A l’autre extrémité, nous avons
l’agence ayant à la fois pignon sur rue, les équipements et les moyens
publicitaires assurant mise sur le marché dans les meilleures conditions, et qui
dispose des connaissances juridiques étendues permettant aux parties de
conclure avec le maximum de garanties.
Et puis évidemment, nous avons
les agences qui prétendent justifier un tarif plus élevé que les autres en
raison de qualités en trompe l’œil. En fait il s’agit là essentiellement d’une
grande chaine régionale.
En fonction du bien
Le montant de la commission
dépend du temps passé sur les affaires. Or, les agences perdent une grande partie de leur temps à faire visiter des biens
surévalués jusqu’au moment où leur vendeur entend enfin raison. Et comme ce
moment est évidemment indéterminé, à ne pas le faire, une agence court le
risque que ce soit un concurrent qui le fasse avec succès. C’est ici que
s’exerce le talent du négociateur mais la chance y est aussi pour beaucoup. En
tout état de cause, ce temps perdu a un coût et donc un prix.
C’est pourquoi, en ce qui nous
concerne plus précisément, nous accordons une remise très importante sur notre
barème lorsque qu’un vendeur est disposé à traiter avec son agent immobilier
comme le fait l’américain moyen : c’est à dire en exclusivité et en
fonction du marché.
Du cout des franchises
Bon nombre d’agents immobiliers
exercent sous le couvert d’une franchise. Cela leur permet de bénéficier d’une
notoriété ainsi que de formations et aides surtout utiles au départ. Tout cela coute
très cher, et il est quasiment impossible d’en sortir. C’est le principe même du
franchiseur d’attirer à soi des « apprentis entrepreneurs » en leur
promettant monts et merveilles, et de les exploiter ensuite boulet aux pieds.

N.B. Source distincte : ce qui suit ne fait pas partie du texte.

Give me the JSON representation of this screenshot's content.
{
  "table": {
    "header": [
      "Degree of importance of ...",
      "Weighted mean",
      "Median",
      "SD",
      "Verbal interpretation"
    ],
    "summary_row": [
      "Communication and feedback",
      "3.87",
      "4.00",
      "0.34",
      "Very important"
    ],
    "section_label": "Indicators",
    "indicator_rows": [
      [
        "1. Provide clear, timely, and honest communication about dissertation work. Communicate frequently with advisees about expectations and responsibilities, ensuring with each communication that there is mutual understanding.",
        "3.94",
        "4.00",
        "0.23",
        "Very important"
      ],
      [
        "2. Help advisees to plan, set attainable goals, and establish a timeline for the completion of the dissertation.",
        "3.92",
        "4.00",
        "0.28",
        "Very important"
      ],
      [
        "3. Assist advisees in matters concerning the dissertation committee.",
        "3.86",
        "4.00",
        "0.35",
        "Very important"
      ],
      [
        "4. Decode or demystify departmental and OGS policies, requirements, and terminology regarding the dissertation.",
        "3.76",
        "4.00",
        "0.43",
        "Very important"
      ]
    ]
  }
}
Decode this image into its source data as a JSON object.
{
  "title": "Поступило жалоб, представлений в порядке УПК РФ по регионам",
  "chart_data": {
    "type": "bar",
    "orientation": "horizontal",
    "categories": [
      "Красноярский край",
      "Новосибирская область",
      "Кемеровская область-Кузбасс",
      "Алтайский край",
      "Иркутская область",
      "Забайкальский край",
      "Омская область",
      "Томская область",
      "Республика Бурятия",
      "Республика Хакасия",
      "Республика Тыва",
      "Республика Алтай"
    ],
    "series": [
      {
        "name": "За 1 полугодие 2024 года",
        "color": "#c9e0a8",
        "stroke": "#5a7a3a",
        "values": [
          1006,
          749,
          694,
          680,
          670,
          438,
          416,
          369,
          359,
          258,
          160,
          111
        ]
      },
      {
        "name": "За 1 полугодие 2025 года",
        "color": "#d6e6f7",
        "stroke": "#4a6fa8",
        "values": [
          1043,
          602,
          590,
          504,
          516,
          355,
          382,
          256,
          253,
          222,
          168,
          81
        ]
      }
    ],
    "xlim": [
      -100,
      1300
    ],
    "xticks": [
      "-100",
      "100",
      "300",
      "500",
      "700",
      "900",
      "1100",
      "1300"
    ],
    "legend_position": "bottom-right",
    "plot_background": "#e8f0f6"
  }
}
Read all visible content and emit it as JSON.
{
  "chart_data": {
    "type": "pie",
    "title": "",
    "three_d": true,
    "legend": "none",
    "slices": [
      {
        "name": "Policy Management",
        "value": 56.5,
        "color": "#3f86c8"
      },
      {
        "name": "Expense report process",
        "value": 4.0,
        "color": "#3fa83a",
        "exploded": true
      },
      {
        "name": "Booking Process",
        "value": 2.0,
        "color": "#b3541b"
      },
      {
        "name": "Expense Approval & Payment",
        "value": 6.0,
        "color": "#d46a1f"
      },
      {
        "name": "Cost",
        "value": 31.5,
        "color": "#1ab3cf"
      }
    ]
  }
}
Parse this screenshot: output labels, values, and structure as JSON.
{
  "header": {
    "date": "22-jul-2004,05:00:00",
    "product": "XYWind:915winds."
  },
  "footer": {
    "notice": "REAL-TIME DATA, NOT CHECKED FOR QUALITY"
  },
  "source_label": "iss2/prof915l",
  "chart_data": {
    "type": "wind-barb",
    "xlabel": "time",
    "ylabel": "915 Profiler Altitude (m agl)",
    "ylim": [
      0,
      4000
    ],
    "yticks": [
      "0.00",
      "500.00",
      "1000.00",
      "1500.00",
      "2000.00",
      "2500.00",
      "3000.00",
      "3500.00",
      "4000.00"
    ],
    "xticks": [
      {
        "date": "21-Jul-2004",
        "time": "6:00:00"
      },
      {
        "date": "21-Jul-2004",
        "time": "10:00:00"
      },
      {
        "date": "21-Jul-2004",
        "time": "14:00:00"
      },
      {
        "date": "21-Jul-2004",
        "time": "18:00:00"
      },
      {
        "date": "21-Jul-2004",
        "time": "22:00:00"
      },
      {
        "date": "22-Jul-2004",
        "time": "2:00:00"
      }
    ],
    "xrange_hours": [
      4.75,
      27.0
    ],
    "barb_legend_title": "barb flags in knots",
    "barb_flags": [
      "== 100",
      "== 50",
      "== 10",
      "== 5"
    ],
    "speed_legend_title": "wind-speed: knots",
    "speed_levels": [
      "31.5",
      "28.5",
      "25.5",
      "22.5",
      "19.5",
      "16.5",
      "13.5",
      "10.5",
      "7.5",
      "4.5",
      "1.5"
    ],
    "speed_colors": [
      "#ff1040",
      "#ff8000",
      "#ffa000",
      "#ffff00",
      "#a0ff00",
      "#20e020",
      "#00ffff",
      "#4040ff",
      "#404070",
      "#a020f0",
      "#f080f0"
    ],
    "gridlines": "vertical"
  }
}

Il en coute généralement à ces
agences de 5 à 8% de leur chiffre d’affaires. Or, et c’est ce qu’elles ignorent
souvent au départ : 5 à 8% du chiffre d’affaires, c’est de l’ordre de la
moitié du bénéfice net d’une agence immobilière par rapport à son chiffre
d’affaires – du moins si elle veut faire correctement son métier - !
Dans ces conditions, soit les
commissions doivent être élevées, soit les prestations doivent être réduites au
minimum.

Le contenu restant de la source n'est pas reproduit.